2008年に財務諸表のみをXBRL化するという「新EDINET」が稼働した時も、そのタイミングに合わせて現在の「プロネクサス ワークス」の提供を始め、この時も高い評価を得てシェアは53.7%にまで高まった。今回の次世代EDINETの導入によって、現在55%のシェアの上積みを目指している。
同社はディスクロージャービジネスに進出して以降、特に2000年以降、システムとコンサルティングサービスを拡充させることで、さまざまな法制度の変更にいち早く対応してきた。今回の次世代EDINETの導入においては、当然ライバル企業も必死の覚悟で臨むことは疑いようがなく、この制度変更への対応でいかに顧客企業から評価してもらえるか、同社の中長期的な成長に関わる大きなテーマとなっている。

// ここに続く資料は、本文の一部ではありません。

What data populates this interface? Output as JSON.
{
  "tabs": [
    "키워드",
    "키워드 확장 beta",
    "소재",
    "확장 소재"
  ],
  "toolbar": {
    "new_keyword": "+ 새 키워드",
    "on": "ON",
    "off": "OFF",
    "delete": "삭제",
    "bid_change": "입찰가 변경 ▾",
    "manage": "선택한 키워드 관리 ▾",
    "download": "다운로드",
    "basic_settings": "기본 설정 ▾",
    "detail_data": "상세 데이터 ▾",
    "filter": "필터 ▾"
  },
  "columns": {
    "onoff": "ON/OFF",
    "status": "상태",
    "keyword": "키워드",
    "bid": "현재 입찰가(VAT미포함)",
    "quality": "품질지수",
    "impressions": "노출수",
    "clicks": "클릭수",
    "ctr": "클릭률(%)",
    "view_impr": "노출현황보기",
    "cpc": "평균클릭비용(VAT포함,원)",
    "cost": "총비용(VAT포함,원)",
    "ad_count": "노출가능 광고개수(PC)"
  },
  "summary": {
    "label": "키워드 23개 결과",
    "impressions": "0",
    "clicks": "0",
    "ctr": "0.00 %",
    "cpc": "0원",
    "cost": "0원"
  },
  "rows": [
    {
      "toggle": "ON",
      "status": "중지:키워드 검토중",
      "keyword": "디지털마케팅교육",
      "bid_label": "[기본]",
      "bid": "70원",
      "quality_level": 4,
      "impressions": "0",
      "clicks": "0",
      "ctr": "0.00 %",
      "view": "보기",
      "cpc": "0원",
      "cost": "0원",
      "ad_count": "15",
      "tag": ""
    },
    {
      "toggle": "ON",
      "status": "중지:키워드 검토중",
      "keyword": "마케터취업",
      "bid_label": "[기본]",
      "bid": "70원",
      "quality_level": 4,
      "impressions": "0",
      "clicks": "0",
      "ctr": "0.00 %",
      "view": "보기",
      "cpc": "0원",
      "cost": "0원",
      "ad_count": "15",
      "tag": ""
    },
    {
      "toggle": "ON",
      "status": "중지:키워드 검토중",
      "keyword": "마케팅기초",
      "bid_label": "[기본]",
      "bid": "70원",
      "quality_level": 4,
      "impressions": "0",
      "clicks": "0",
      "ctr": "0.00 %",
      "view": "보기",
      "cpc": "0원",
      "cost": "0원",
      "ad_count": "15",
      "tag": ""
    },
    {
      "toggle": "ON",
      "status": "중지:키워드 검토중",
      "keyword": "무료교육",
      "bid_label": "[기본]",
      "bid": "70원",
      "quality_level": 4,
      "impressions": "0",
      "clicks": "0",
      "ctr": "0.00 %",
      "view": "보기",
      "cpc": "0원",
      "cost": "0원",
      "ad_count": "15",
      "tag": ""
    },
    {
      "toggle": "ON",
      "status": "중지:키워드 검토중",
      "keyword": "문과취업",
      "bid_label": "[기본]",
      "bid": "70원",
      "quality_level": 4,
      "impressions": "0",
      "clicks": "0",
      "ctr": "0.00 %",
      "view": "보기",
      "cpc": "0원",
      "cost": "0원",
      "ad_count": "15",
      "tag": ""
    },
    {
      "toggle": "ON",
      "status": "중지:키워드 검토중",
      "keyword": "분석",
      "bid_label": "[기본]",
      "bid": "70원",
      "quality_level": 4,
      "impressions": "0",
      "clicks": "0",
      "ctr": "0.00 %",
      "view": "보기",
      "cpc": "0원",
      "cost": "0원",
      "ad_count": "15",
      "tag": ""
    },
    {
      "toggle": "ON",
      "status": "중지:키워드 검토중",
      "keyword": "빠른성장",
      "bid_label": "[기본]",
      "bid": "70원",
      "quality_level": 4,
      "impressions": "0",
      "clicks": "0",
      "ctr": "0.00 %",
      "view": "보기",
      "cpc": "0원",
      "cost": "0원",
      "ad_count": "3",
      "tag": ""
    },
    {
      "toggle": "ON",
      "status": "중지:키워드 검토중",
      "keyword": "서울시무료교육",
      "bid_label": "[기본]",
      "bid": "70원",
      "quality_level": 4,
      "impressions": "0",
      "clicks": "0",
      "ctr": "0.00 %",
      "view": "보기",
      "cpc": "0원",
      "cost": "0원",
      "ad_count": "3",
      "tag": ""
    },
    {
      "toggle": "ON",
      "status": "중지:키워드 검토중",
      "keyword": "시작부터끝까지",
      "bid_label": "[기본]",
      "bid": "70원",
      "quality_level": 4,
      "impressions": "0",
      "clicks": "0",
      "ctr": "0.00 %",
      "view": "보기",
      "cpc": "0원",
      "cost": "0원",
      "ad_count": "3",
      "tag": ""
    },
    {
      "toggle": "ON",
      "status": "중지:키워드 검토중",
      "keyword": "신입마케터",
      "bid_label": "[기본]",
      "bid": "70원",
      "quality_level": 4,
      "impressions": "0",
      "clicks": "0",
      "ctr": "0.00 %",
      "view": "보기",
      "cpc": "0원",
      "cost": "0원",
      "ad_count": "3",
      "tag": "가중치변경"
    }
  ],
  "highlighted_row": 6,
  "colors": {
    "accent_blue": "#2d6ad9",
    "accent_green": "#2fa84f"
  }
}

また、「プロネクサス ワークス」のノウハウを金融商品の運用会社向けに応用して開発した、金融商品ディスクロージャー業務支援システム「PRONEXUS FUND DOCUMENTSYSTEM(略称:FDS)」は導入企業数が12社、約300ファンドまで拡大。J-REIT向け運用管理システム「FMS」も導入社数が10社以上に拡大しており、拡大基調が続いている。